Each transaction is associated with a transaction context and usually executes on a single processor. In many embodiments (e.g., usually when using optimistic concurrency control) the transaction context comprises a verification set (121) comprising verification items and a modification set (122) comprising modification items. In some embodiments, each verification item identifies a node and a version number or an original value that the node must have when the transaction requests to commit (traditional optimistic concurrency control). In some other embodiments, the verification set also stores a copy of a read data item as it was when the transaction first accessed it (multiversion optimistic concurrency control). In some embodiments verification items correspond to read log entries, and modification items correspond to undo log entries.

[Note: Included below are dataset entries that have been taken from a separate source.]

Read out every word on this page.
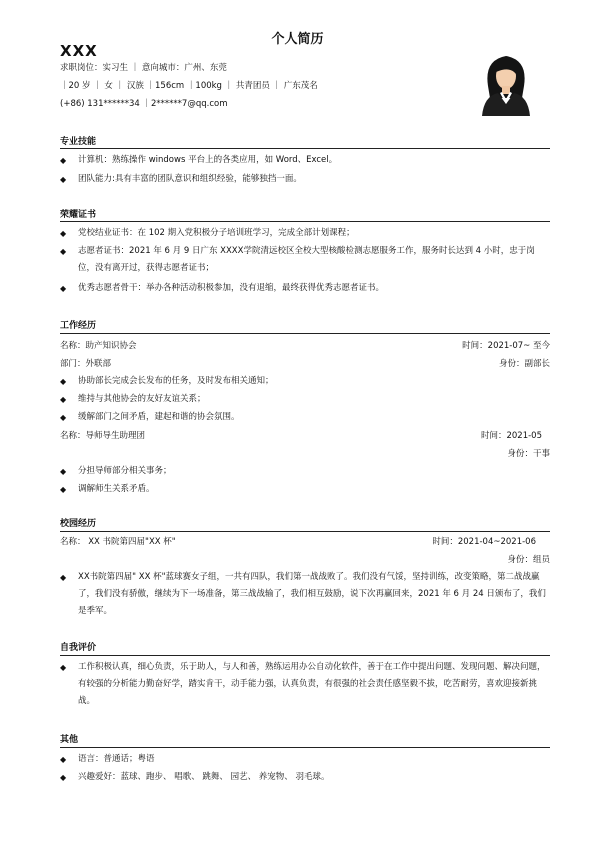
个人简历
XXX
求职岗位：实习生 ｜ 意向城市：广州、东莞
｜20 岁 ｜ 女 ｜ 汉族 ｜156cm ｜100kg ｜ 共青团员 ｜ 广东茂名
(+86) 131******34 ｜2******7@qq.com
专业技能
◆	计算机：熟练操作 windows 平台上的各类应用，如 Word、Excel。
◆	团队能力:具有丰富的团队意识和组织经验，能够独挡一面。
荣耀证书
◆	党校结业证书：在 102 期入党积极分子培训班学习，完成全部计划课程；
◆	志愿者证书：2021 年 6 月 9 日广东 XXXX学院清远校区全校大型核酸检测志愿服务工作，服务时长达到 4 小时，忠于岗位，没有离开过，获得志愿者证书；
◆	优秀志愿者骨干：举办各种活动积极参加，没有退缩，最终获得优秀志愿者证书。
工作经历
名称：助产知识协会	时间：2021-07~ 至今
部门：外联部	身份：副部长
◆	协助部长完成会长发布的任务，及时发布相关通知；
◆	维持与其他协会的友好友谊关系；
◆	缓解部门之间矛盾，建起和谐的协会氛围。
名称：导师导生助理团	时间：2021-05
身份：干事
◆	分担导师部分相关事务；
◆	调解师生关系矛盾。
校园经历
名称： XX 书院第四届"XX 杯"	时间：2021-04~2021-06
身份：组员
◆	XX书院第四届" XX 杯"蓝球赛女子组，一共有四队，我们第一战战败了。我们没有气馁，坚持训练，改变策略，第二战战赢了，我们没有骄傲，继续为下一场准备，第三战战输了，我们相互鼓励，说下次再赢回来，2021 年 6 月 24 日颁布了，我们是季军。
自我评价
◆	工作积极认真，细心负责，乐于助人，与人和善，熟练运用办公自动化软件，善于在工作中提出问题、发现问题、解决问题，有较强的分析能力勤奋好学，踏实肯干，动手能力强，认真负责，有很强的社会责任感坚毅不拔，吃苦耐劳，喜欢迎接新挑战。
其他
◆	语言：普通话；粤语
◆	兴趣爱好：蓝球、跑步、 唱歌、 跳舞、 园艺、 养宠物、 羽毛球。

In some embodiments, each modification item describes the new value of a data item modified by the transaction, all reads and writes perform a look-up in the modification set (sometimes called shadow copies), and the new values are written into the transactionally managed data when the transaction commits and verification has been successful. In some other embodiments, new values are written directly into the semantic network, and the modification items comprise information needed for undoing the transaction in case it needs to be aborted (e.g., if verification fails). In the latter case, some kind of locking is usually also employed to keep interaction of modification operations tractable.

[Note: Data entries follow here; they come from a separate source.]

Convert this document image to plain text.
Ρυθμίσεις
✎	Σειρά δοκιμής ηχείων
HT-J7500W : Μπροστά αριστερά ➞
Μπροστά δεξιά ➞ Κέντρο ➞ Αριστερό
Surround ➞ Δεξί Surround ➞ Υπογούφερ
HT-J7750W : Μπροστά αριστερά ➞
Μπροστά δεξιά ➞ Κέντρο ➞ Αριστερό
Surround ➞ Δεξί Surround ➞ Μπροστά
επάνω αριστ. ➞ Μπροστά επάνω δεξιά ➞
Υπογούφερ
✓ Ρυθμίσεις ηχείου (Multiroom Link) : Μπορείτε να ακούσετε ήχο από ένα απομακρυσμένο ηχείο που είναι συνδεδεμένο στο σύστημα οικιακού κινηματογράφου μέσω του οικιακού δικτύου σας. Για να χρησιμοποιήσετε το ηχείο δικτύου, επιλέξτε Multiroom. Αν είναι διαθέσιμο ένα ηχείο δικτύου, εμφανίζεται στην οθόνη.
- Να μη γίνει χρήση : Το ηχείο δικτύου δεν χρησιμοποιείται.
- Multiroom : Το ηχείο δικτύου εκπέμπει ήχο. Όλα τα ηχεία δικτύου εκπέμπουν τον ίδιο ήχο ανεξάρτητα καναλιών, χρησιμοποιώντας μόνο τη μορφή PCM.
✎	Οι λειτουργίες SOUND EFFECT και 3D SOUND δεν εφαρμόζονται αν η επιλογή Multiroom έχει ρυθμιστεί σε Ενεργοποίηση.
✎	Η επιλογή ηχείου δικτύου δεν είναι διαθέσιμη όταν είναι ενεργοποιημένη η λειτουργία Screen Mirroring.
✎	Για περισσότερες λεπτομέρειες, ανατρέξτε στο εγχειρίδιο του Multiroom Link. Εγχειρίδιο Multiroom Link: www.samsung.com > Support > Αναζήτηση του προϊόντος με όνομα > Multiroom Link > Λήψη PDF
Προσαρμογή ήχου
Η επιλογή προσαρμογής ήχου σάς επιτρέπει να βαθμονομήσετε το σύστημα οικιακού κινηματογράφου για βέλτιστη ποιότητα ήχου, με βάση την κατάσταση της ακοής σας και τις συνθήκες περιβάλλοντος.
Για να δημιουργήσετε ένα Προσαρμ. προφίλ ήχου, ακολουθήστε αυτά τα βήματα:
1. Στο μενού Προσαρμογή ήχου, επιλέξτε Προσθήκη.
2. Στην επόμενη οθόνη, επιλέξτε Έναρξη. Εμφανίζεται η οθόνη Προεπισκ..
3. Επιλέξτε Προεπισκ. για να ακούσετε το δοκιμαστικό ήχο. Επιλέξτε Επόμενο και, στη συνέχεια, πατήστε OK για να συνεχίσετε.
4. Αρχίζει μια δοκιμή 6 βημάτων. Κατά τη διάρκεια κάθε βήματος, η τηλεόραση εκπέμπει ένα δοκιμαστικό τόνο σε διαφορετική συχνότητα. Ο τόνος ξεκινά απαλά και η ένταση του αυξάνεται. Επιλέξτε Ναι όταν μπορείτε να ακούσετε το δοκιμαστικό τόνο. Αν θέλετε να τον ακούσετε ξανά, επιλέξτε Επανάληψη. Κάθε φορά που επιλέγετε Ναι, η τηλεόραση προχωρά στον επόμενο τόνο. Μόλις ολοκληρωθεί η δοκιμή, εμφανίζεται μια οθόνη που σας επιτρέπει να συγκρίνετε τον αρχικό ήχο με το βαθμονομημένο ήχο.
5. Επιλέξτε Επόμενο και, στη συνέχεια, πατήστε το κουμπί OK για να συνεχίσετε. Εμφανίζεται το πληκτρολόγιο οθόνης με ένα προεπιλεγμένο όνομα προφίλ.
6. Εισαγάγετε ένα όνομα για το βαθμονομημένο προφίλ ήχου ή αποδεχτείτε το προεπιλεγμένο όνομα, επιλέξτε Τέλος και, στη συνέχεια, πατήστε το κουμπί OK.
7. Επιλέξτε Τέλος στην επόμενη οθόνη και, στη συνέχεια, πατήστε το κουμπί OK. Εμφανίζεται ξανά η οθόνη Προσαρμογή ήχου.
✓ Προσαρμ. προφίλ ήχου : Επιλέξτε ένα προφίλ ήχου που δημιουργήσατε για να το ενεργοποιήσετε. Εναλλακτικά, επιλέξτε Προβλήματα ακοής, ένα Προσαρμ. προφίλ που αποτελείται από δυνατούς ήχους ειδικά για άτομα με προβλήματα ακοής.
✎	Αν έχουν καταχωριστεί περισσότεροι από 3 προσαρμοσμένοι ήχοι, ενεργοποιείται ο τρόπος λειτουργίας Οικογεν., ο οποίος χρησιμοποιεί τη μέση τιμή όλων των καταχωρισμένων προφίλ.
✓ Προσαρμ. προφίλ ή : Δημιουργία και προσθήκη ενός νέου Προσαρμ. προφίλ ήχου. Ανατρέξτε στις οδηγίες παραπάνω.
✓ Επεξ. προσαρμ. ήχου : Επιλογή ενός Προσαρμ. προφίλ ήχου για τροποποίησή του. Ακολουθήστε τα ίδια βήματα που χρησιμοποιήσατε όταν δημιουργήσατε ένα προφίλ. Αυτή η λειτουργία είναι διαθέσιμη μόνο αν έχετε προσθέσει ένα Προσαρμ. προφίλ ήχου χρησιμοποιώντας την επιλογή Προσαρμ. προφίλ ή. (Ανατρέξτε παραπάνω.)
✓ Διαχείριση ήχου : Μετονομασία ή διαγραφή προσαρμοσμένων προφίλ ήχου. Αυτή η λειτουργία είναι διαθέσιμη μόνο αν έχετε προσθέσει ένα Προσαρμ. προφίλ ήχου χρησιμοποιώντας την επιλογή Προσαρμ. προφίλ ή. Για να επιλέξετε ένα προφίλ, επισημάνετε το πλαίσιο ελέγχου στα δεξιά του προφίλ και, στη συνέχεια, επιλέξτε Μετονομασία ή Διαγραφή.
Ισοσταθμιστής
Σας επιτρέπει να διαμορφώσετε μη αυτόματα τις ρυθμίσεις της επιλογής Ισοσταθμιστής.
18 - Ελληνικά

(131) illustrates the means for controlling the execution of a transaction. In the preferred embodiment, the transaction control means is a state machine (preferably implemented in software, though hardware implementations are also possible) that triggers operations that access or modify the semantic network to be performed. It may select the next operation in such a way that later operations depend on the results returned by earlier operations. The last operation triggered by the transaction control means is typically a commit, which is intended to make any modifications by the transaction permanent. When using optimistic concurrency control, the commit typically involves a verification stage and a write stage (or unlocking stage), or an undo stage if the transaction fails. It would normally be structured such that it is restartable, so that if the commit fails, the transaction can be restarted. Such restart may or may not involve waiting some time (e.g., exponentially increasing random delay up to a limit) before starting over, and may be implemented, e.g., using a goto, a loop, a throw-catch mechanism, a non-local goto (or longjump), or by a state transition in a state machine.

The modification means (132) refers to circuitry or, e.g., program code that performs a modification operation on the transactionally managed data using the transaction context. There may also be some modifications that are called commutative; that is, modifications where the end result is not affected by their relative order. An example of a commutative modification is adding a constant to an integer field.

The read means (133) refers to circuitry or, e.g., program code that performs a read operation on the semantic network using the transaction context. The read operation may obtain the value being accessed from the transaction context or from the transactionally managed data, depending on the embodiment and whether the same data has been accessed or modified by the transaction earlier. The read means may also include query processing means, such as link enumerations, index lookups, transitive closure computations, activation spreadings, and inference operations in some embodiments.

The isolation decision means (134) refers to the mechanism used by the modification means and the read means for deciding when to create verification set entries (and in some embodiments, modification set entries) for operations performed on the transactionally managed data based on the data accessed (as opposed setting the isolation level to on a per transaction basis in the prior art). One of the things performed by the isolation decision means is selecting the isolation level for an operation performed within a transaction, based on the data manipulated in the operation. The isolation level is then typically implemented by the read means or the modification means. The isolation decision means may, e.g., compare object addresses or read data stored in a data object to decide how to isolate access to an object or a field of the object. The implementation and the decision may be integrated, such that the isolation means merges into the read and modification means. In such embodiments no explicit isolation level value may be derived; instead, the values from which the isolation level would be computed may directly drive the decision of whether to, e.g., create a verification set entry for some access. Even though the isolation level may be implicit in such cases, we still say that a level has been selected and implemented, as de facto the isolation level provided for the operation is still selected based on the data accessed by it. The isolation level may also depend, e.g., on the operation being performed.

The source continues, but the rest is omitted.